If we want to determine the poisonous foods by high “precision”, we might leave poisonous foods inside non-poisonous foods. In this case, a poisoning might occur.

“Decide now on your own which cost is more dangerous.”

F1 Score

It is the harmonic mean of precision and recall between 0 and 1. We want to have a model with both good precision and recall. If your precision is low, the F1 is low, and if the recall is low again your F1 score is low.

Examples

  1. We are looking for an answer to the question of whether An asteroid will hit the earth. If it is “NO” presicion is 0. The recall is also 0. Hence the F1 score is also 0.
  2. As police, you want to catch criminals. You want to be sure that the person you catch is a criminal (Precision) and you also want to capture as many criminals (Recall) as possible.
  3. The same example (Bad-Loan) could be also given to the F1 Score. With recall, we want to determine all potential bad loans and with precision, we want to determine all actual bad loans. The Ratio of both should be also good for the goal. Recall should be low and precision should be high. A good F1 score means that you have low false positives and low false negatives, so you’re correctly identifying real threats and are not disturbed by false alarms. An F1 score is considered perfect when it’s 1, while the model is a total failure when it’s 0.
  4. We have a disease. If we couldn’t determine all diseases it will be dangerous, that’s why we have to use “recall”. Assume that we will be cured by a certain treatment. But this treatment can be detrimental to those without the disease. In this case, we need a model that is sensitive to detecting positive cases and equally precise in its detection. That’s when the F1 Score comes into play. F1 Score is the harmonic mean of precision and recall, an average between precision and recall ratios.

AUC

AUC is the area under the ROC curve. AUC ROC indicates how well the probabilities from the positive classes are separated from the negative classes. Here we can use the ROC curves to decide on a Threshold value.

The choice of threshold value will also depend on how the classifier is intended to be used.

AUC

Micro Average

We reviewed how to choose evaluation metrics for our binary classification data. But what do we do when our target is not yes or no but comprised of multiple categories?

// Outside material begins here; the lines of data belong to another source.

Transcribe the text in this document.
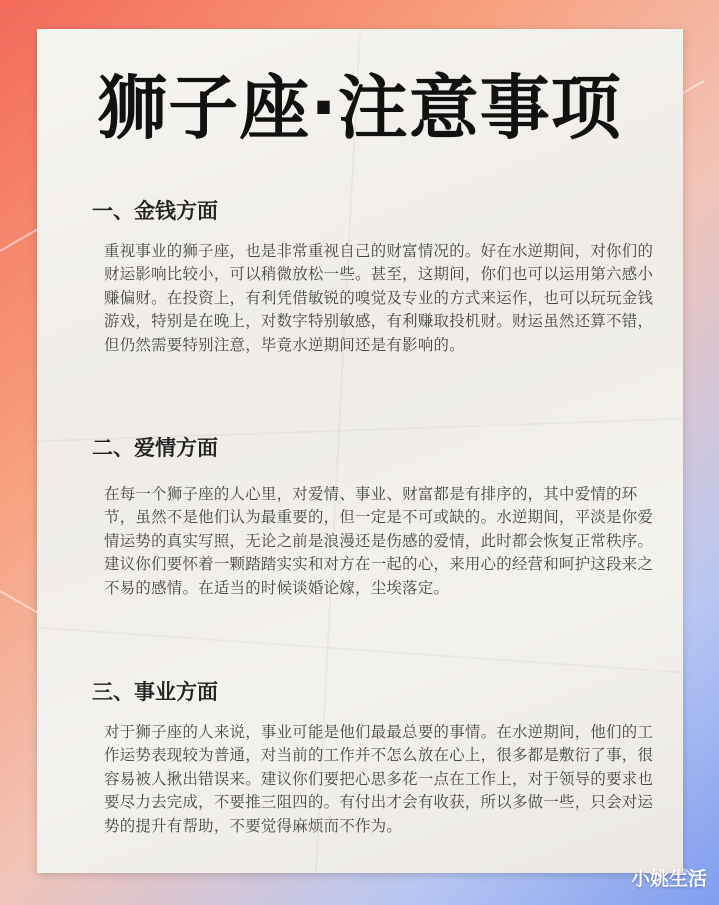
狮子座·注意事项
一、金钱方面
重视事业的狮子座，也是非常重视自己的财富情况的。好在水逆期间，对你们的财运影响比较小，可以稍微放松一些。甚至，这期间，你们也可以运用第六感小赚偏财。在投资上，有利凭借敏锐的嗅觉及专业的方式来运作，也可以玩玩金钱游戏，特别是在晚上，对数字特别敏感，有利赚取投机财。财运虽然还算不错，但仍然需要特别注意，毕竟水逆期间还是有影响的。
二、爱情方面
在每一个狮子座的人心里，对爱情、事业、财富都是有排序的，其中爱情的环节，虽然不是他们认为最重要的，但一定是不可或缺的。水逆期间，平淡是你爱情运势的真实写照，无论之前是浪漫还是伤感的爱情，此时都会恢复正常秩序。建议你们要怀着一颗踏踏实实和对方在一起的心，来用心的经营和呵护这段来之不易的感情。在适当的时候谈婚论嫁，尘埃落定。
三、事业方面
对于狮子座的人来说，事业可能是他们最最总要的事情。在水逆期间，他们的工作运势表现较为普通，对当前的工作并不怎么放在心上，很多都是敷衍了事，很容易被人揪出错误来。建议你们要把心思多花一点在工作上，对于领导的要求也要尽力去完成，不要推三阻四的。有付出才会有收获，所以多做一些，只会对运势的提升有帮助，不要觉得麻烦而不作为。
小姚生活
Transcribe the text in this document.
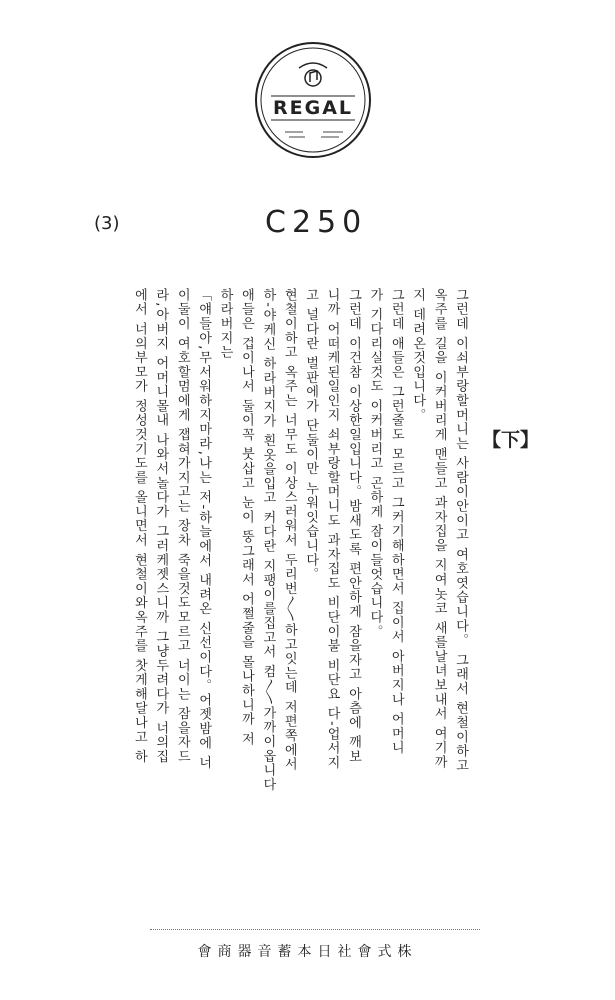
REGAL
(3)	C250
【下】
그런데 이쇠부랑할머니는 사람이안이고 여호엿습니다。 그래서 현철이하고
옥주를 길을 이커버리게 맨들고 과자집을 지여놋코 새를날녀보내서 여기까
지 데려온것입니다。
그런데 애들은 그런줄도 모르고 그커기해하면서 집이서 아버지나 어머니
가 기다리실것도 이커버리고 곤하게 잠이들엇습니다。
그런데 이건참 이상한일입니다。밤새도록 편안하게 잠을자고 아츰에 깨보
니까 어떠케된일인지 쇠부랑할머니도 과자집도 비단이불 비단요 다-업서지
고 널다란 벌판에가 단둘이만 누워잇습니다。
현철이하고 옥주는 너무도 이상스러워서 두리번〱하고잇는데 저편쪽에서
하-야케신 하라버지가 흰옷을입고 커다란 지팽이를집고서 컴〱가까이옵니다
애들은 겁이나서 둘이꼭 붓삽고 눈이 뚱그래서 어쩔줄을 몰나하니까 저
하라버지는
「얘들아,무서워하지마라,나는 저-하늘에서 내려온 신선이다。어젯밤에 너
이둘이 여호할멈에게 잽혀가지고는 장차 죽을것도모르고 너이는 잠을자드
라,아버지 어머니몰내 나와서놀다가 그러케젯스니까 그냥두려다가 너의집
에서 너의부모가 정성것기도를 올니면서 현철이와옥주를 찻게해달나고 하
會商器音蓄本日社會式株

One way is to count each outcome globally regardless of within-class distribution and calculate the metric. We can accomplish this by using the micro average.

Macro Average

Another method to deal with multi-class is to simply calculate the binary measures for each class. For example, if our target variable can be either cat, dog, or bird, we get a binary yes or no answer for each prediction. Is this a cat? Is this a dog? Is this a bird? This will lead to as many scores as a number of our target classes. Then we can aggregate these scores and turn them into a single metric using a macro average or weighted average.

Conclusion

An important step while creating our machine learning pipeline is evaluating our different models against each other. A bad choice of an evaluation metric could wreak havoc on your whole system.

So, always be watchful of what you are predicting and how the choice of evaluation metric might affect/alter your final predictions.

Also, the choice of an evaluation metric should be well aligned with the business objective; hence, it is a bit subjective.